Salvador Cortés y la vuelta de Cebada Gago
Hay mucho que comentar de los reconocimientos veterinarios en Las Ventas. Si el trapío es cada vez menor, ¿por qué sólo pasaron tres de Cebada? El peso es una buena razón, pero el trapío es subjetivo.
Después de 18 años ausentes me temo que la empresa tendría que haber hecho un esfuerzo y comprar la cabecera de camada. No es lógico que esta ganadería pase sin problemas en Bilbao y Pamplona y en Madrir nos den media corrida con la sospecha de que ha sido así para no tener que devolver el dinero.
(Me indican por correo que se devolvía el dinero ayer. Si sólo pasan tres, sí se devuelve).
Tengo la convicción de que en la fiesta de los toros se da el espectador más sufrido que hay.
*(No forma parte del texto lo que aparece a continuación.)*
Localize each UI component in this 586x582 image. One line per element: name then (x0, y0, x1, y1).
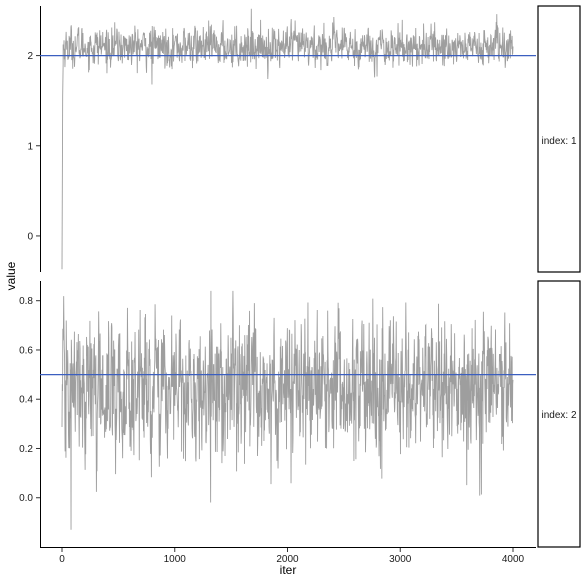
panel-2-strip (537, 280, 581, 548)
panel-2-y-tick-label: 0.4 (19, 395, 33, 406)
panel-1-y-ticks: 0 1 2 (27, 51, 40, 242)
panel-2-y-tick-label: 0.2 (19, 444, 33, 455)
panel-2-y-ticks: 0.0 0.2 0.4 0.6 0.8 (19, 296, 40, 504)
x-tick-label: 4000 (502, 554, 525, 565)
panel-1-trace-line (61, 8, 514, 270)
panel-2: 0.0 0.2 0.4 0.6 0.8 index: 2 (19, 280, 581, 548)
panel-1: 0 1 2 index: 1 (27, 5, 581, 273)
x-tick-label: 2000 (276, 554, 299, 565)
panel-2-y-tick-label: 0.0 (19, 493, 33, 504)
panel-1-y-tick-label: 2 (27, 51, 33, 62)
x-tick-label: 3000 (389, 554, 412, 565)
panel-2-y-tick-label: 0.6 (19, 345, 33, 356)
x-ticks: 0 1000 2000 3000 4000 (59, 548, 525, 565)
panel-2-strip-label: index: 2 (541, 410, 576, 421)
panel-2-trace (61, 290, 514, 530)
x-axis-title: iter (280, 563, 297, 577)
panel-1-y-tick-label: 0 (27, 231, 33, 242)
panel-1-y-tick-label: 1 (27, 141, 33, 152)
y-axis-title: value (4, 261, 18, 290)
panel-1-trace (61, 8, 514, 270)
panel-2-trace-line (61, 290, 514, 530)
panel-1-strip-label: index: 1 (541, 136, 576, 147)
x-tick-label: 0 (59, 554, 65, 565)
panel-2-y-tick-label: 0.8 (19, 296, 33, 307)
panel-1-strip (537, 5, 581, 273)
x-tick-label: 1000 (164, 554, 187, 565)
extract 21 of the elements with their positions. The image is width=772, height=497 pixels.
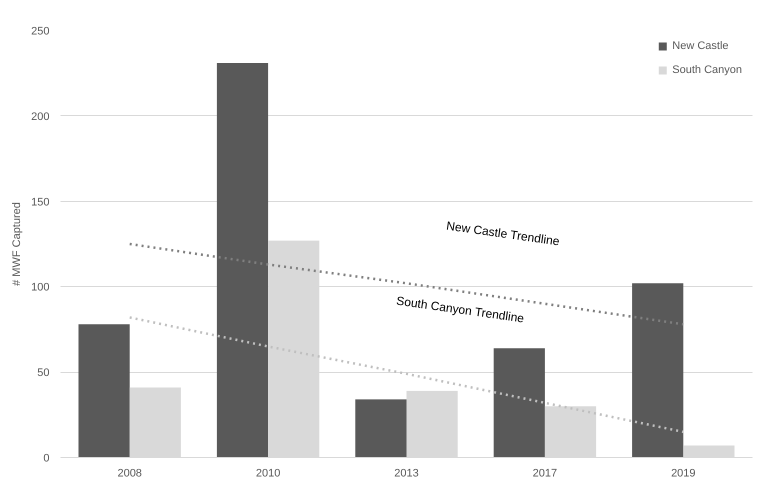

No se permitirían desmanes así ni en teatro, cine, ópera...
No era lo que esperábamos, pero la primera parte de la corrida tuvo cierto interés.
Salvador Cortés, con ganas, pero demasiado al descubierto, terminó pagando los enganchones y los defectos al colocarse. No es tanto defecto del toro el buscarle a él al tercer pase como suyo al no citar un paso más allá y quedar colocado para el siguiente. Si no hubiera enganchado tanto el engaño el toro tampoco terminaría buscando tanto el animal. Nada fuera de lo normal, pero cuando hay casta se terminan pagando los errores con sangre.
Si hay algo que destaco de este torero es que no deforma su estilo aunque se enfrete a toros "a contraestilo". Que tomen nota muchos.